Tuesday, April 03, 2007

Invest in hope

I want to recommend that you click through and read a short article by Jesse Jackson entitled "Invest In Hope, America, Not Despair". Here's something he says about Alabama:

Per-pupil spending on elementary and secondary education in the state is about 60 percent of what it costs to cage a prisoner annually. Tuition at a public university is about one-third the cost of a year in prison, for an in-state student. Alabama is paying millions to house inmates in other states.

Discrimination pervades this system. African-American males are more likely to be stopped and searched, more likely to be arrested if stopped, more likely to be charged if arrested, more likely to be incarcerated if convicted. Of the total of 40 district attorneys, African Americans account for zero, nada, zip.

Now the system is collapsing on itself. There is no space in the prisons.
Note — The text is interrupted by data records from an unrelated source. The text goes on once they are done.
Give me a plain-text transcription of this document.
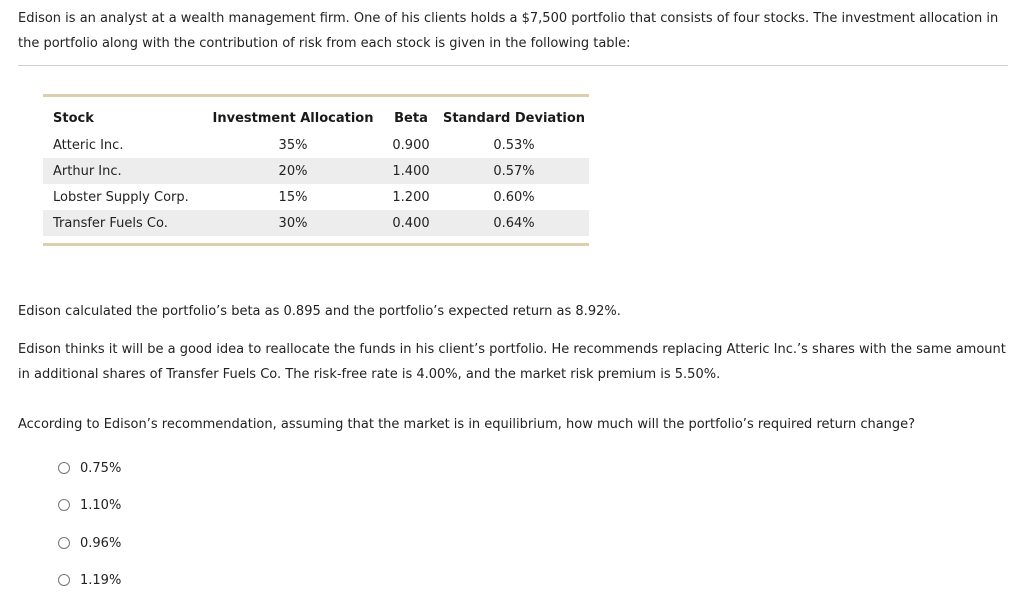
Edison is an analyst at a wealth management firm. One of his clients holds a $7,500 portfolio that consists of four stocks. The investment allocation in the portfolio along with the contribution of risk from each stock is given in the following table:

Stock	Investment Allocation	Beta	Standard Deviation
Atteric Inc.	35%	0.900	0.53%
Arthur Inc.	20%	1.400	0.57%
Lobster Supply Corp.	15%	1.200	0.60%
Transfer Fuels Co.	30%	0.400	0.64%

Edison calculated the portfolio’s beta as 0.895 and the portfolio’s expected return as 8.92%.

Edison thinks it will be a good idea to reallocate the funds in his client’s portfolio. He recommends replacing Atteric Inc.’s shares with the same amount in additional shares of Transfer Fuels Co. The risk-free rate is 4.00%, and the market risk premium is 5.50%.

According to Edison’s recommendation, assuming that the market is in equilibrium, how much will the portfolio’s required return change?

0.75%
1.10%
0.96%
1.19%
The prison budget is now squeezing the education budget. Conservative judges and politicians are struggling to find ways to release nonviolent offenders early from long sentences to open up spaces for newcomers. And another generation is being tracked into the same mess.
...
Alabama — and this country — could invest in hope on the front side instead. Prenatal care, parental education, infant nutrition, health care, day care and preschool, good teachers for the toughest neighborhoods, smaller classes in the early grades, after-school programs — these would give many a fair start and a chance to succeed. It would cost less and generate more productive citizens.

I agree. Investing in hope would cost less than housing people in prison. But as Rev. Jackson points out, the prison-industrial complex lobbies to to keep building more prisons - and to keep them populated.